Content optimization seems the last thing business owners and webmasters worry about after surviving the pandemic and, therefore, challenging 2020. Financial stability and encouragement of investments look like a more topical question. And yet, its online presence (read: its quality) determines the place of any new business in the ecosystem and can influence both audience and investors’ interest.
With dozens of new domains arising and competing for their place in the sun, a website and social media remain the primary channels of communicating your brand message to the world.
Notwithstanding that, and with so many guides on content optimization available, most tips look general and one-size-fits-all. As a result, we get an army of same-looking websites that say nothing about brand identity, message, tone of voice, and unique selling proposition.
In 2021, content quality matters more than ever:
Users have to deal with tons of information, which makes reading online 25% slower than from print. Plus, content shock and short attention span result in people read only 20% of the words you share.
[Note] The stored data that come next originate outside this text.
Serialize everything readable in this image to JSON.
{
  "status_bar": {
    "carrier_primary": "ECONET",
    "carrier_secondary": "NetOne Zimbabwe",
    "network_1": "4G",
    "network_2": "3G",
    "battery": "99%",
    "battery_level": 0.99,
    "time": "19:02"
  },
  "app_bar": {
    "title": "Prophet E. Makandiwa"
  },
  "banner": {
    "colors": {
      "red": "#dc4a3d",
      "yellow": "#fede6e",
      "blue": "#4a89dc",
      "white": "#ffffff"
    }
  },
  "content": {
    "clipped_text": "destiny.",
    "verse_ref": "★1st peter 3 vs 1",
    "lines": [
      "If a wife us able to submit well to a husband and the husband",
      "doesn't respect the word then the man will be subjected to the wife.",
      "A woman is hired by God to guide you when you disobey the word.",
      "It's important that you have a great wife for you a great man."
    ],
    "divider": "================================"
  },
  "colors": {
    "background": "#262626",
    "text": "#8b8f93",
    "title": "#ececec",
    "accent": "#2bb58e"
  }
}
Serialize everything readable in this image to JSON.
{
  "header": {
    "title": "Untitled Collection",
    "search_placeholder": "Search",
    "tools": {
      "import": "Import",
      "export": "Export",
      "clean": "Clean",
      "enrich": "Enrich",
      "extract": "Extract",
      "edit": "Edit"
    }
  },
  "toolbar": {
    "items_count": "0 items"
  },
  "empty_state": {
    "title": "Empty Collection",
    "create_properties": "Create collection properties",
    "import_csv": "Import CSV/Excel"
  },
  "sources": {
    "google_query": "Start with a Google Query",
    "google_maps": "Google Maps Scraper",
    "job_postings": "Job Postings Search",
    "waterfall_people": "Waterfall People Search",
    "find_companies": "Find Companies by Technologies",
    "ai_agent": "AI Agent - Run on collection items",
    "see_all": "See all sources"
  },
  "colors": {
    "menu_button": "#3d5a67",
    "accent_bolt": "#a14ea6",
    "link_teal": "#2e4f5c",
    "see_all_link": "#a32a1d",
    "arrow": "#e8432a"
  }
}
The chances are miserable that your target audience will find and remember your business and marketing content if you establish it the same your competitors do.
For a website to stand out among dozens of others, bring traffic, and convert, its content needs the up to date optimization: E-A-T, usability, and readability are core metrics to consider.
What you can do with content optimization to improve your online presence in 2021:
When sharing long reads, content hubs, or compelling blog posts with the audience, add Table of Contents to texts.
Think of it as if it’s a content planner telling the audience what they will find in the content. Not only will it help users decide which chapter of your text they want to check right away, but it will also allow search engines’ bots to index and rank it right.
Establish it as a list of links to page elements. For that, use HTML tags such as “toc:”
Pay attention to how you write sentences and paragraphs of your content.
Make sentences of different lengths in your texts: It improves rhythm and, therefore, readability. Each paragraph is a home for one thought (point), and it serves a purpose. Finish it once your idea is complete.
Paragraphs of your content need to be of different lengths too. No particular numbers determine the writing rules here, like “sentences should be of 3-5 words” or “make paragraphs no longer than 4-5 lines.”Don’t think of it while writing; concentrate on context instead.
It stands to reason that quite a few managers and marketers are professional writers able to build expert texts. Most work with outsourced specialists, and numerous writing apps help them check the content for grammar mistakes, readability, and SEO quality.
Use bullet and numbered lists to not overweight content with narration.
Here you can:
- Specify the benefits of your product or service
- Tell about a process steps
- Share your information’s takeaways
Bullet lists look nice when consisting of three and more points, while numbered lists may have two.
Use numbered lists when writing about “X tips” or some step-by-step guide so readers could get round to desired points. Also, you need numbering lists when the sequence of actions matters. Otherwise, bullet lists will be okay.
The secret behind lists is that they are more psychologically comfortable for the brain: Lists help order thoughts and make all deeds clear.
Publish charts, infographics, videos, and other visual elements on your website.
Why optimizing content with visual elements? First, it can save content creators from writing tons of vague words that are hard for readers to perceive. Charts, tables, infographics will make content assets look more professional. One look at a chart — and it’s clear what you wanted to say:
Canva is a great resource to help websites with charts. As for infographics, most content creators consider templates from Venngage to craft them.
Second, visual content is more eye-pleasing. Use high-quality screenshots, craft brand images rather than publishing stock photos, and align pictures to the center of your web pages.
In 2021, podcasts and videos can become the primary content types to communicate your business goals and marketing messages to the audience. They influence dwell time and CTR, so embed them where appropriate to attract traffic and conversion.
People are 90 percent visual beings; so, visitors will appreciate the engaging visual content on your website.
In 2018, Neil Patel, a top influencer on the web, according to The Wall Street Journal, spent around $144,000 on video. He explained why you needed to follow his lead back then, drawing from statistics and research-based predictions:
- Videos convert 34% higher.
- Videos grow your company revenue 49% faster.
- By 2021, 82% of all consumer traffic will be video-based (according to Cisco).
Well, 2021 is here, so the time has come to make the most out of video content for your website’s online visibility and success.
Remember about links in your content.
Inbound links are a must for every content asset to make other pages more visible for search engines and influence the time visitors spend on your website. On-page SEO optimization plays a critical role here, but it’s also necessary to format links so that users could see and want to click them.
To achieve that, webmasters use distinct anchors, underline or make them of a different color, or animate links. Link animation refers to a “title” attribute (an explanation appears on a page once a user hovers a cursor over the link).
The “title” attribute works for acronyms, either. They don’t lead readers anywhere but decipher abbreviations. Making them visible in texts will improve the usability of your content.
In 2021, words matter more than ever. In-depth and highly optimized content will help businesses distinguish their brand message from competitors and attract both clients and investors to their services. To save a decent seat in a highly competitive business ecosystem, let’s think outside the box and use all the online instruments available.